Mr. Tarabay and the Amec consultants also listed building techniques and “simple landscape solutions” that may help, such as building new structures above flood level or building on a slope.

“A slope can help [allow] water to flow away from structures and toward drains,” said Mr. Tarabay.

Emergency plan

Amec consultant Francesca Hurt went on to stress the importance of all businesses drafting an emergency flood plan. This step, she said, involves keeping a list of key contacts, key services and important equipment that should be protected.

“These things are important to think about in advance,” she said. “If you panic, you make poor decisions.”

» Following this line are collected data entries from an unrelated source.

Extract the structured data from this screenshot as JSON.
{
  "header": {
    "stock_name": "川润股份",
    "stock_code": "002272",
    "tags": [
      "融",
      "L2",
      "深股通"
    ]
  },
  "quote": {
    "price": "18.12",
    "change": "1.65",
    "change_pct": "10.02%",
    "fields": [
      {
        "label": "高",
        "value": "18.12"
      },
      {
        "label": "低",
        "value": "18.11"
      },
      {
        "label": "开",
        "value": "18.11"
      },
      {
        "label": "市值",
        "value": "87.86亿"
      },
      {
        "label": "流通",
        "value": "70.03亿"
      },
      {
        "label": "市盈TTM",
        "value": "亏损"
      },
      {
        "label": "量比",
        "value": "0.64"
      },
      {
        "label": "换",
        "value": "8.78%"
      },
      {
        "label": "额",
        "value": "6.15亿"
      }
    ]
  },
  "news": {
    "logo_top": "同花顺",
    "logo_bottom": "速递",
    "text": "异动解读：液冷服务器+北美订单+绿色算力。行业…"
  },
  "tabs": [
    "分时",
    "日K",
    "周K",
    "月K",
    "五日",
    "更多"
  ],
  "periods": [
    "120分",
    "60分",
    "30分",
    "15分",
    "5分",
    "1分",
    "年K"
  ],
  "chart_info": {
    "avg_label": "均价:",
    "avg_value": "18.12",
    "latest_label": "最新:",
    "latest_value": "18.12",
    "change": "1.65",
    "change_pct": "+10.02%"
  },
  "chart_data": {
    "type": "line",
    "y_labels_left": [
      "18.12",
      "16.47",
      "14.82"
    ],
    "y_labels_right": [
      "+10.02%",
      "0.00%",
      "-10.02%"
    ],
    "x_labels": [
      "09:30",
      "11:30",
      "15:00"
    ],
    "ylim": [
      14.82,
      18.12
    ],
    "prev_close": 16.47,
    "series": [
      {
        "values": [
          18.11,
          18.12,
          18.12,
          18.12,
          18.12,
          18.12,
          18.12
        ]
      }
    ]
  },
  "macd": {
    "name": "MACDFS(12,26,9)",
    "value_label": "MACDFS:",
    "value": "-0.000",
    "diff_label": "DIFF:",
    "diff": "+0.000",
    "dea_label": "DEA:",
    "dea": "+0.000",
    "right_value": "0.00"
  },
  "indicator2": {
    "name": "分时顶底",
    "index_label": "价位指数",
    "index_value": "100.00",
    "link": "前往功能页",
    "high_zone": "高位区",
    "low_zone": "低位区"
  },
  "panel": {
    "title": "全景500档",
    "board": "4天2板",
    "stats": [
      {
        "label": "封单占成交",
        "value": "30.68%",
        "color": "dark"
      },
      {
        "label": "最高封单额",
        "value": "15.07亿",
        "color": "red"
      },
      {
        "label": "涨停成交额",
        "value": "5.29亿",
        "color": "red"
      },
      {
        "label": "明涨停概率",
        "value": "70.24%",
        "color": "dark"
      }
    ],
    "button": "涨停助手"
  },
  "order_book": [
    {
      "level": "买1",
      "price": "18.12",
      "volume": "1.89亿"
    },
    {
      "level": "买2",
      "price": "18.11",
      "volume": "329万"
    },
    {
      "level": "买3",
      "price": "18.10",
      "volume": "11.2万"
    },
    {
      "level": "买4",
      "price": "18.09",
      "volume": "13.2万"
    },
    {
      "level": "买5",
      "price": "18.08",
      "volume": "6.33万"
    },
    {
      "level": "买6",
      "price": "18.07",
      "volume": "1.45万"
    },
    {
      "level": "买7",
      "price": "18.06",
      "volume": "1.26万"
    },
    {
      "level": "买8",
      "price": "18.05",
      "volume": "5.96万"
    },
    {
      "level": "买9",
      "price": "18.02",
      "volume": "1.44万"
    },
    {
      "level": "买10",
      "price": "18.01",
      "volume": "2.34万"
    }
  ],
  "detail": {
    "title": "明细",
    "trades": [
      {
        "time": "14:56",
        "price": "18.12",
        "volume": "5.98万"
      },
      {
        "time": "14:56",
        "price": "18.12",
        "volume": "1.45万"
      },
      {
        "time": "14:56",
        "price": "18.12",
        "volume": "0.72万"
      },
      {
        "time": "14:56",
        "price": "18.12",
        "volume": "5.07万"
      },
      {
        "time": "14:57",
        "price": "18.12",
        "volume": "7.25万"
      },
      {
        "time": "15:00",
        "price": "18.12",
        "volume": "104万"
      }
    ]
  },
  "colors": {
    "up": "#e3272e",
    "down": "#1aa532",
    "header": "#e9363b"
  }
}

Angelle Cameron, operations project manager at Harneys, attended the meeting and showed photos of a flood board she constructed in front of her firm’s building. Although some residents expressed dismay that flooding seems to be getting worse in the territory, Ms. Cameron said she saw it as a necessary evil.

“It’s the cost of doing business in the territory,” she said. “The question to ask is how do we mitigate it?”

Training

DDM Director Sharleen DaBreo explained that the problem of flooding in Road Town is replicated across the Caribbean.

“It’s just the way the islands were developed: on the bottom of the hill. It’s not going to be fixed in our lifetime,” she said, adding that the study data will be added the national Geographic Information System to create three-dimensional flood maps of Road Town and eventually other areas.

However, Ms. DaBreo said that along with the maps goes training. 

“One of the next steps for this is to engage people in the community … and make sure that they’re trained to understand the models,” she said.